Red Riding Hood (2011)
2 out of 5 stars
One of a crop of edgier dark fairy tales retold in recent years, Red Riding Hood bears a passing resemblance to the French ‘Little Red Riding Hood’ by Perrault; more so than Grimm’s ‘Little Red Cap.’ But plain old wolves weren’t good enough or scarier enough for director Catherine Hardwicke (perhaps she should have consulted Joe Carnahan or watched the Grey?). The villagers of Daggerhorn suffered a werewolf among them for years, or generations even.
The only acting performance of note not surprisingly came from veteran actress Julie Christie, whom I fondly remember as Lara. Even Gary Oldman couldn’t inspire the uninspired plot.
The Last Unicorn by Peter S. Beagle
My rating: 4 of 5 stars
Beagle continually surprised me with his unique prose.

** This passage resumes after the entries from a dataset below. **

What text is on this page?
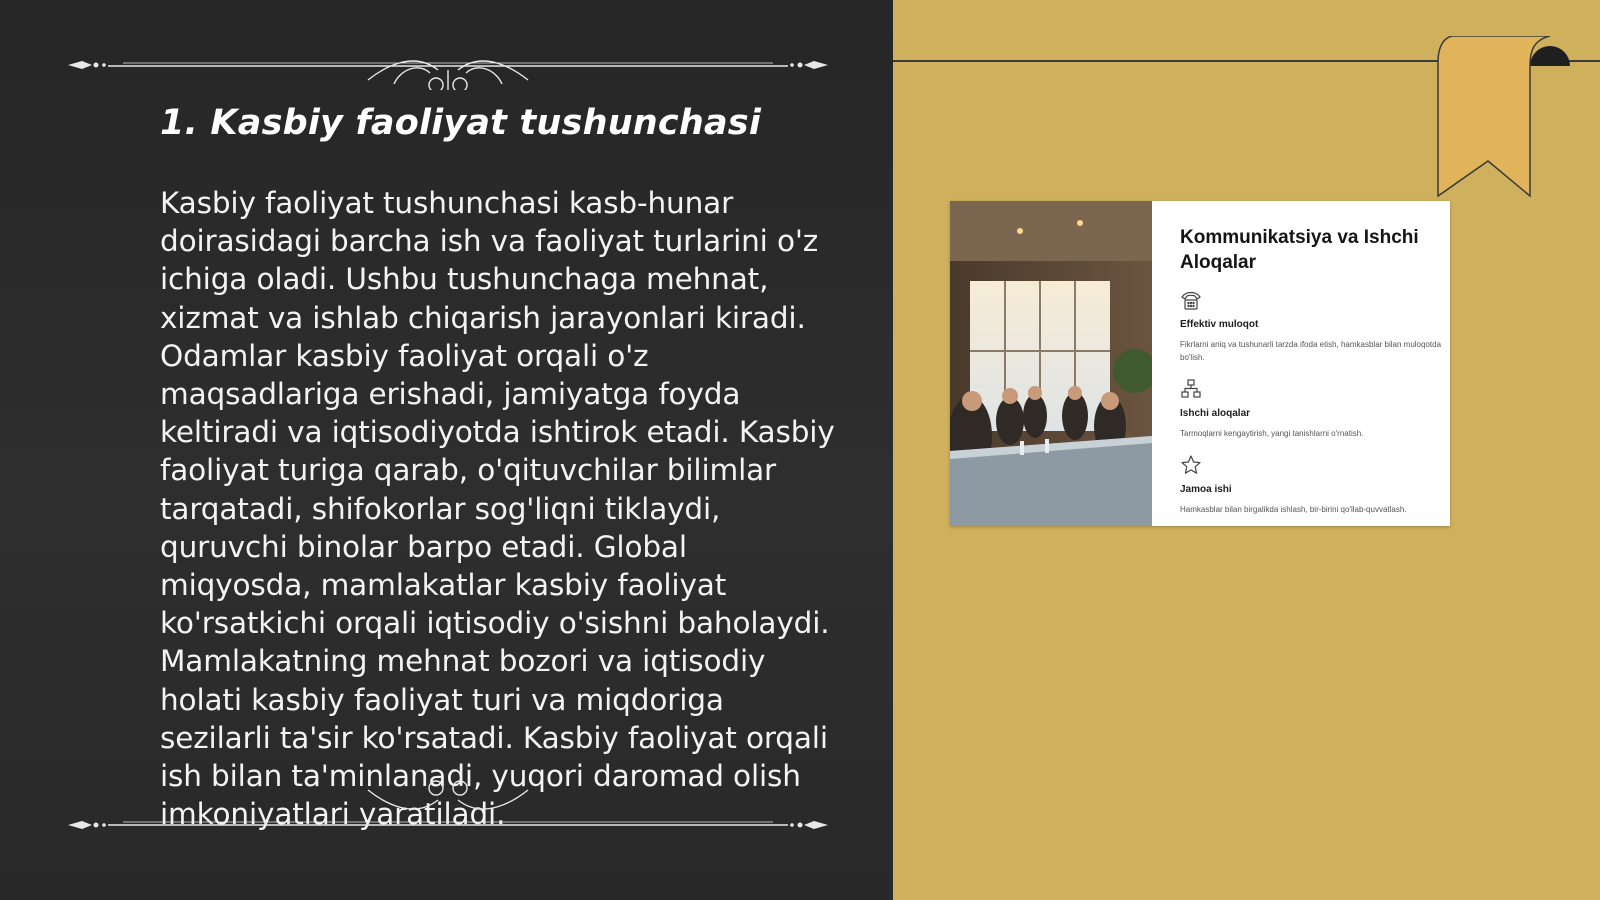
1. Kasbiy faoliyat tushunchasi

Kasbiy faoliyat tushunchasi kasb-hunar doirasidagi barcha ish va faoliyat turlarini o'z ichiga oladi. Ushbu tushunchaga mehnat, xizmat va ishlab chiqarish jarayonlari kiradi. Odamlar kasbiy faoliyat orqali o'z maqsadlariga erishadi, jamiyatga foyda keltiradi va iqtisodiyotda ishtirok etadi. Kasbiy faoliyat turiga qarab, o'qituvchilar bilimlar tarqatadi, shifokorlar sog'liqni tiklaydi, quruvchi binolar barpo etadi. Global miqyosda, mamlakatlar kasbiy faoliyat ko'rsatkichi orqali iqtisodiy o'sishni baholaydi. Mamlakatning mehnat bozori va iqtisodiy holati kasbiy faoliyat turi va miqdoriga sezilarli ta'sir ko'rsatadi. Kasbiy faoliyat orqali ish bilan ta'minlanadi, yuqori daromad olish imkoniyatlari yaratiladi.

Kommunikatsiya va Ishchi Aloqalar
Effektiv muloqot
Fikrlarni aniq va tushunarli tarzda ifoda etish, hamkasblar bilan muloqotda bo'lish.
Ishchi aloqalar
Tarmoqlarni kengaytirish, yangi tanishlarni o'rnatish.
Jamoa ishi
Hamkasblar bilan birgalikda ishlash, bir-birini qo'llab-quvvatlash.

Descriptions and metaphors in odd juxtapositions that at first make no sense but then you blink and they make complete sense. His dialogue often rang with rhythm and rhyme, nudging me to re-read a snippet just to hear it roll off my tongue.
A quest adventure fairy tale fantasy flipped topsy-turvy. Instead of a child pulled unwillingly along by prophecy, an undying unicorn discovers she is the last of her kind and leaves to learn their fate. Rather than an all powerful wise wizard, she encounters a second-hand failed apprentice masquerading as a carnival magician. Witches, curses, obsessed kings, indifferent prince turned hero, complacent subjects, elemental forces, mystifying happenstance magic confuse and confound her until she nearly loses herself.
A timeless tale of love, beauty, regret and hope.